I found that the work involved for anyone who wants to do it themselves is quite considerable, and that is only what is necessary to establish a low level base for a future bells and whistles platform, once sufficient experience in the online business environment is obtained and the funds are available to go down that path.

The work included, but was not limited to, purchasing a domain name, building a complete website, setting up e-mail accounts in the new domain, constructing a comprehensive profile on LinkedIn, signing up for Skype and configuring that system to operate in a personal computing environment, incorporating all Skype add-ons, signing up for a blogging service and setting it up to operate in conjunction with the website, taking and incorporating digital photographs into the website, Skype and LinkedIn, sourcing an online design company to design a company logo for the website and for other electronic forums and then incorporating same where required, selecting and configuring an on-line CRM package, selecting and configuring an e-mail marketing package, and creating a newletter template.

The hours allocated to the tasks listed exceeded three full working weeks and there are still a few small corrections and tweeks which need to be made to finalise the first stage of getting our consultancy business online.

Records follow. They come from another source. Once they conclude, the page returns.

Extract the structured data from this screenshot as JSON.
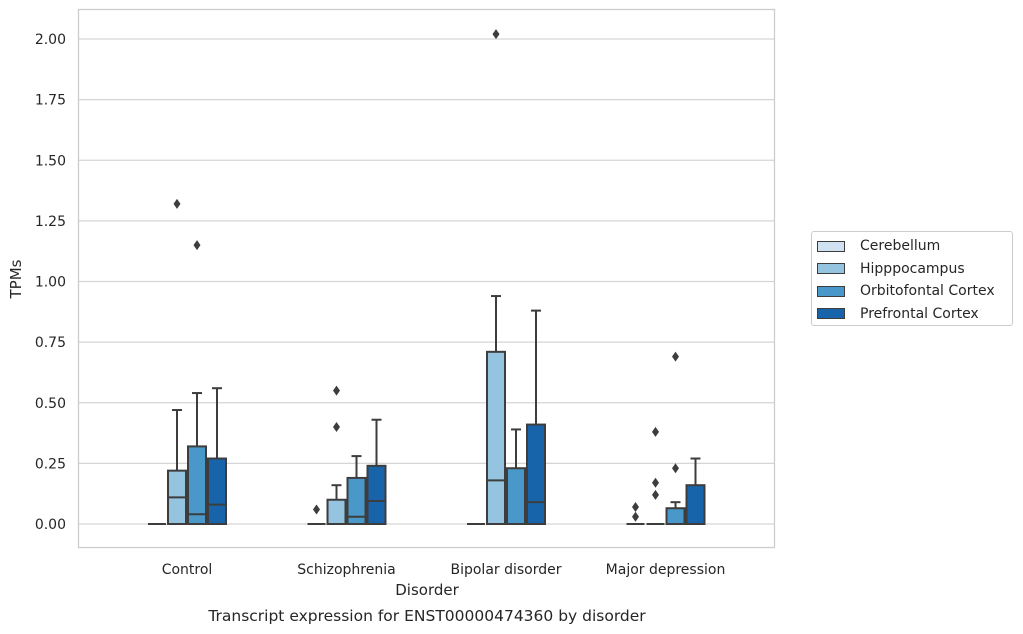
{
  "chart_data": {
    "type": "box",
    "title": "Transcript expression for ENST00000474360 by disorder",
    "xlabel": "Disorder",
    "ylabel": "TPMs",
    "ylim": [
      -0.1,
      2.12
    ],
    "yticks": [
      "0.00",
      "0.25",
      "0.50",
      "0.75",
      "1.00",
      "1.25",
      "1.50",
      "1.75",
      "2.00"
    ],
    "categories": [
      "Control",
      "Schizophrenia",
      "Bipolar disorder",
      "Major depression"
    ],
    "grid": true,
    "legend_position": "right",
    "series": [
      {
        "name": "Cerebellum",
        "color": "#d0e1f2",
        "boxes": [
          {
            "min": 0,
            "q1": 0,
            "median": 0,
            "q3": 0,
            "max": 0,
            "outliers": []
          },
          {
            "min": 0,
            "q1": 0,
            "median": 0,
            "q3": 0,
            "max": 0,
            "outliers": [
              0.06
            ]
          },
          {
            "min": 0,
            "q1": 0,
            "median": 0,
            "q3": 0,
            "max": 0,
            "outliers": []
          },
          {
            "min": 0,
            "q1": 0,
            "median": 0,
            "q3": 0,
            "max": 0,
            "outliers": [
              0.03,
              0.07
            ]
          }
        ]
      },
      {
        "name": "Hipppocampus",
        "color": "#94c4df",
        "boxes": [
          {
            "min": 0,
            "q1": 0,
            "median": 0.11,
            "q3": 0.22,
            "max": 0.47,
            "outliers": [
              1.32
            ]
          },
          {
            "min": 0,
            "q1": 0,
            "median": 0,
            "q3": 0.1,
            "max": 0.16,
            "outliers": [
              0.4,
              0.55
            ]
          },
          {
            "min": 0,
            "q1": 0,
            "median": 0.18,
            "q3": 0.71,
            "max": 0.94,
            "outliers": [
              2.02
            ]
          },
          {
            "min": 0,
            "q1": 0,
            "median": 0,
            "q3": 0,
            "max": 0,
            "outliers": [
              0.12,
              0.17,
              0.38
            ]
          }
        ]
      },
      {
        "name": "Orbitofontal Cortex",
        "color": "#4a98c9",
        "boxes": [
          {
            "min": 0,
            "q1": 0,
            "median": 0.04,
            "q3": 0.32,
            "max": 0.54,
            "outliers": [
              1.15
            ]
          },
          {
            "min": 0,
            "q1": 0,
            "median": 0.03,
            "q3": 0.19,
            "max": 0.28,
            "outliers": []
          },
          {
            "min": 0,
            "q1": 0,
            "median": 0,
            "q3": 0.23,
            "max": 0.39,
            "outliers": []
          },
          {
            "min": 0,
            "q1": 0,
            "median": 0,
            "q3": 0.065,
            "max": 0.09,
            "outliers": [
              0.23,
              0.69
            ]
          }
        ]
      },
      {
        "name": "Prefrontal Cortex",
        "color": "#1764ab",
        "boxes": [
          {
            "min": 0,
            "q1": 0,
            "median": 0.08,
            "q3": 0.27,
            "max": 0.56,
            "outliers": []
          },
          {
            "min": 0,
            "q1": 0,
            "median": 0.095,
            "q3": 0.24,
            "max": 0.43,
            "outliers": []
          },
          {
            "min": 0,
            "q1": 0,
            "median": 0.09,
            "q3": 0.41,
            "max": 0.88,
            "outliers": []
          },
          {
            "min": 0,
            "q1": 0,
            "median": 0,
            "q3": 0.16,
            "max": 0.27,
            "outliers": []
          }
        ]
      }
    ]
  }
}
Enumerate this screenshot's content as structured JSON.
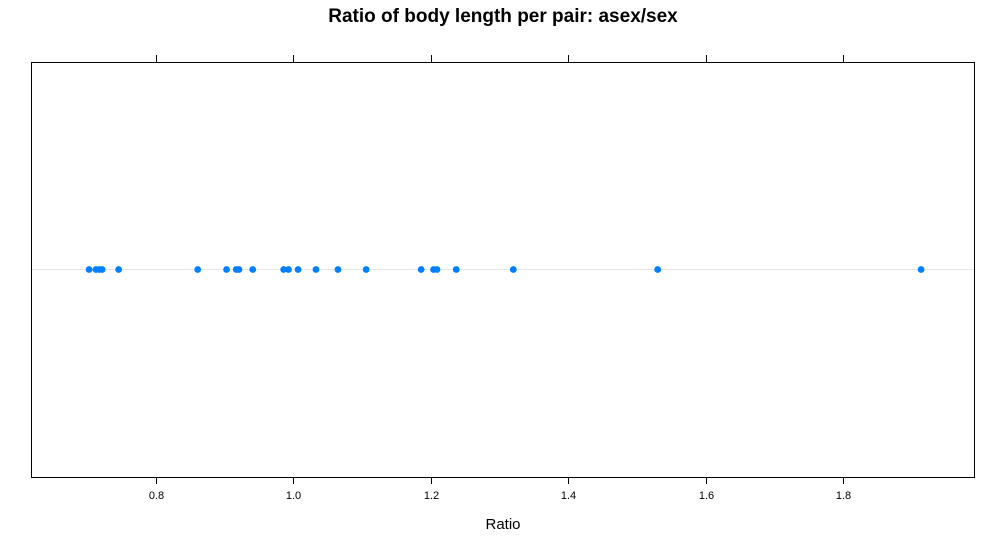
{
  "chart_data": {
    "type": "scatter",
    "title": "Ratio of body length per pair: asex/sex",
    "xlabel": "Ratio",
    "ylabel": "",
    "xlim": [
      0.62,
      1.99
    ],
    "x_ticks": [
      0.8,
      1.0,
      1.2,
      1.4,
      1.6,
      1.8
    ],
    "x_tick_labels": [
      "0.8",
      "1.0",
      "1.2",
      "1.4",
      "1.6",
      "1.8"
    ],
    "ticks_top_and_bottom": true,
    "grid": false,
    "reference_line": true,
    "point_color": "#0080ff",
    "reference_line_color": "#e6e6e6",
    "x": [
      0.703,
      0.713,
      0.718,
      0.722,
      0.746,
      0.861,
      0.903,
      0.917,
      0.921,
      0.941,
      0.986,
      0.993,
      1.007,
      1.033,
      1.065,
      1.106,
      1.186,
      1.204,
      1.209,
      1.237,
      1.32,
      1.53,
      1.913
    ]
  }
}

The $ cost involved was minimal, less than $500.00 all up, but without 20 years of computing experience, and significant exposure to online business through other activities, it would not have been possible without calling in specialists to do most if not all of the work.

I would hazard a guess that the cost for a SME business owner to outsource all of the necessary work would see a cost of at least 10 times and up to 20 times what I incurred being charged for all of the work involved.

Having to project managing the exercise would also cause a lot of hassle for the business owner and it would be unlikely that the same result could be achieved within three weeks from first deciding to take a business online if most of the work was outsourced.

Understanding just how busy most business owners are on a daily basis, and how tight cash flow can be especially in difficult economic conditions, I now have a clear understanding of why so many SME businesses have not embraced technologies which we all know they should be embracing.

Perhaps their exists a great opportunity for an IT company to put all of the required elements in one box, include clear instructions, and get it out into the market at a price which would encourage a high volume uptake of the offering.